Commento

Molti pazienti con malattia di Alzheimer (AD) prendono inibitori della colinesterasi (ChEIs), ma i primi studi sulla memantina hanno necessariamente escluso tali pazienti. Questo importante studio è il più grande RCT sulla memantina ed è il primo a valutare la combinazione con gli inibitori della colinesterasi (ChEIs).

Rimangono domande importanti. La memantina rallenta il tasso di progressione della malattia o, come i ChEI, dà una spinta sintomatica? (Il follow up randomizzato era troppo breve per rivelare se i gruppi di memantina e placebo divergevano). La memantina influenza l’istituzionalizzazione e/o la mortalità? Entrambe sono domande con significative implicazioni farmaco-economiche, ma inevitabilmente non affrontate negli studi di licenza.
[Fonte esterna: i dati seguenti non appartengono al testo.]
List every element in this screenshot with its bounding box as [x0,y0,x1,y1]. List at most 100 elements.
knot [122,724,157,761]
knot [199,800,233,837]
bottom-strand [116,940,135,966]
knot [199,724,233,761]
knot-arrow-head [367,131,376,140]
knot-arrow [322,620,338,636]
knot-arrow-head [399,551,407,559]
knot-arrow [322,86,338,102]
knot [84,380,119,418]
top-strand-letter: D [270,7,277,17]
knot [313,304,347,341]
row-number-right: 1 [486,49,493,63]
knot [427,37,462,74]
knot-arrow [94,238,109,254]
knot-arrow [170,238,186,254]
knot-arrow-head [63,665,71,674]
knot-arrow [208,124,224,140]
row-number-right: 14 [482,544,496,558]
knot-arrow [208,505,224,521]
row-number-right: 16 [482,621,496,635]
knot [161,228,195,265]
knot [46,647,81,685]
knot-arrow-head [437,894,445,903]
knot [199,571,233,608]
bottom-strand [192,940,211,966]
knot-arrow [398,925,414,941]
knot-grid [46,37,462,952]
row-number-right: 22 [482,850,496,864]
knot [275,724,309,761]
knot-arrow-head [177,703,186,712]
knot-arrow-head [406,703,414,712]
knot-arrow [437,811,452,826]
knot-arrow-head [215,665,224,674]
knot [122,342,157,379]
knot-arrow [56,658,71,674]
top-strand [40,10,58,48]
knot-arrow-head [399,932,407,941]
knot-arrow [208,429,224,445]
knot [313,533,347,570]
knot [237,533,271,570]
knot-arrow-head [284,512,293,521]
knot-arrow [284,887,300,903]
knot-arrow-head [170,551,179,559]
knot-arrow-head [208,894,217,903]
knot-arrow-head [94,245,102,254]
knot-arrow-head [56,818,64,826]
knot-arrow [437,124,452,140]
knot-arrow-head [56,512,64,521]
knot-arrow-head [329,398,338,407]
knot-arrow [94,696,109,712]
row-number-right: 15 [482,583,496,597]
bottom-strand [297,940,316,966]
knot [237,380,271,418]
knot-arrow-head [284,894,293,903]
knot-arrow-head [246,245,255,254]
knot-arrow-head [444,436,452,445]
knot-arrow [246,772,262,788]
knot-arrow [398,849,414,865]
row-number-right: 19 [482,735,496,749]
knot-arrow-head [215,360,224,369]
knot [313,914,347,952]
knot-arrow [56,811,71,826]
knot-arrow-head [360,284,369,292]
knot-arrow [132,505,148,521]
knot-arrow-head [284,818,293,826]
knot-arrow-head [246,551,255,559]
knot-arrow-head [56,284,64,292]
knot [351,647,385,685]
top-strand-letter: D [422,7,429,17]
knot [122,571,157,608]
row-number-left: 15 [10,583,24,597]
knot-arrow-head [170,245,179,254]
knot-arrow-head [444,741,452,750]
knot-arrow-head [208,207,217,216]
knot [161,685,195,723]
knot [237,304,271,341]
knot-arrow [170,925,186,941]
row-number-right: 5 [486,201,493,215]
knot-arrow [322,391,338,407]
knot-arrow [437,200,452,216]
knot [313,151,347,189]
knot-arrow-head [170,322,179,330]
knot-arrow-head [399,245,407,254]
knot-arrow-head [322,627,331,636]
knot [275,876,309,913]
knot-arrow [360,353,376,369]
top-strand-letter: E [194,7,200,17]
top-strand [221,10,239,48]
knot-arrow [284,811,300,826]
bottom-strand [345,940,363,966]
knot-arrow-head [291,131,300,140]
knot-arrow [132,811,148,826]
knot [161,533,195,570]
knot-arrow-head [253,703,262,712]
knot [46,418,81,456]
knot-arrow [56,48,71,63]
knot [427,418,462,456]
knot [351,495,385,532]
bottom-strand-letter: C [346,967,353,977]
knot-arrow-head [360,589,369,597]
Quali sono i predittori della risposta al trattamento?

La domanda chiave è se l’effetto benefico visto negli studi clinici è evidente nella pratica. Le solite distorsioni potrebbero aver aumentato la dimensione dell’effetto, ma due effetti potrebbero averlo ridotto: il tasso di abbandono più basso nel gruppo della memantina e il “rumore” dei pazienti in diversi punti della loro risposta al donepezil. Inoltre, la misura clinica globale è significativamente diversa tra farmaco e placebo. Probabilmente questo significa che, per definizione, c’è un effetto clinicamente significativo.
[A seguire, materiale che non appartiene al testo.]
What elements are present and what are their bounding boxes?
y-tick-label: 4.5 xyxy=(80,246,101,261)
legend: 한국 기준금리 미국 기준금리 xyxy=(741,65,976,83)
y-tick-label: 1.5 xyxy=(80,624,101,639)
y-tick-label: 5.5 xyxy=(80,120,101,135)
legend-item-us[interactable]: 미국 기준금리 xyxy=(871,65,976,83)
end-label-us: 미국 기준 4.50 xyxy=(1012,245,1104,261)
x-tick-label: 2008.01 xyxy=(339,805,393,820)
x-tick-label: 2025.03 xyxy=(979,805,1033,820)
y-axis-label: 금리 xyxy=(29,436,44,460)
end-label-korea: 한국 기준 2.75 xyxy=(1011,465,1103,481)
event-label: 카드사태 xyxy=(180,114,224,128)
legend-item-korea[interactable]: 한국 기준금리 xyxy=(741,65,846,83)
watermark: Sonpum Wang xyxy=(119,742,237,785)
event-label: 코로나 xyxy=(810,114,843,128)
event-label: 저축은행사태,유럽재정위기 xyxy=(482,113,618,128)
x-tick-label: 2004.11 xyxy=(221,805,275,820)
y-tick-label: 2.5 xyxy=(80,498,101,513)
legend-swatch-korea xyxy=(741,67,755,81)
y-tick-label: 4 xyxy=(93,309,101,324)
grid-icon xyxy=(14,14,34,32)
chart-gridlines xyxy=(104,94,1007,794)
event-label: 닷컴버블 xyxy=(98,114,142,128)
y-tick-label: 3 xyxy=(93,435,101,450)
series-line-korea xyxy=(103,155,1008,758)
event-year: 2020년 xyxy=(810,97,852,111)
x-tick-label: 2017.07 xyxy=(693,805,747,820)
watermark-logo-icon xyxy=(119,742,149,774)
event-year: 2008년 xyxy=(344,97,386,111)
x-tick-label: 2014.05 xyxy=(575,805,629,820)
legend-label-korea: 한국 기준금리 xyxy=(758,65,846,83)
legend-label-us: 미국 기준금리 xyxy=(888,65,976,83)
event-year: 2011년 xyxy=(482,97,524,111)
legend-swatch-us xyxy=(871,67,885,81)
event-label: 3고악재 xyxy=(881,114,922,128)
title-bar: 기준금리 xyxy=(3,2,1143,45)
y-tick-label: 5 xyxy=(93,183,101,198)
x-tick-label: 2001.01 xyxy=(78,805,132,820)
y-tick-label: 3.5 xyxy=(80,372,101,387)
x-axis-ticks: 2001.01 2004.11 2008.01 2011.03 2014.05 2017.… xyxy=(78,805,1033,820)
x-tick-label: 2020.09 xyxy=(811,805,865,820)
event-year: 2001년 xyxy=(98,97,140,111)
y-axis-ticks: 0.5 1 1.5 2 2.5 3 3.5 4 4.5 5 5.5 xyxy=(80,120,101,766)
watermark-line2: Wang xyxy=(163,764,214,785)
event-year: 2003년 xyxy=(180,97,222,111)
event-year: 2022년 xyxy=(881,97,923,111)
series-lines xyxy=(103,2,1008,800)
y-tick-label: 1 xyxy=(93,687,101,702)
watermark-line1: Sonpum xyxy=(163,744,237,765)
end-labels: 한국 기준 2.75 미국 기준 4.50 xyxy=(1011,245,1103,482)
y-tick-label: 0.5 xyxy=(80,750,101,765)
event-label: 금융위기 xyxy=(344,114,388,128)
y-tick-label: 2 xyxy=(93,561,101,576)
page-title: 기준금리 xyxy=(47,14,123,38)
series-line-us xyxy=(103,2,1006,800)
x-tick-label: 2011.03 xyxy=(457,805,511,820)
Quindi, prescriverei la memantina? Sì, nell’AD moderato e grave. Piccoli cambiamenti nelle ADL, nella dipendenza assistenziale e nei disturbi comportamentali in questo gruppo di pazienti hanno maggiori probabilità di avere importanti ripercussioni sui bisogni assistenziali rispetto, per esempio, alla malattia lieve. L’esperienza con le CHEI suggerisce che anche quando i cambiamenti in altre misure sono piccoli, la misura globale clinica non dovrebbe essere ignorata.

Memantine non sembra causare il miglioramento precoce delle ADL spesso visto all’inizio delle CHEI. Questo rende difficile prendere decisioni sul trattamento prolungato e continuato sulla base di una valutazione iniziale della risposta al trattamento. Tuttavia, questa strategia, anche se mandata per i ChEIs dal NICE nel Regno Unito, non ha mai avuto alcuna prova a sostegno: la risposta al trattamento a 3 mesi non predice la risposta a 6 mesi. Ancora una volta, sembra che fermare il farmaco sarà più difficile che iniziarlo. Forse dovremmo smettere di preoccuparci di questo e cominciare ad accettare che, come per altre malattie croniche, il trattamento a lungo termine sarà la norma anche nell’AD.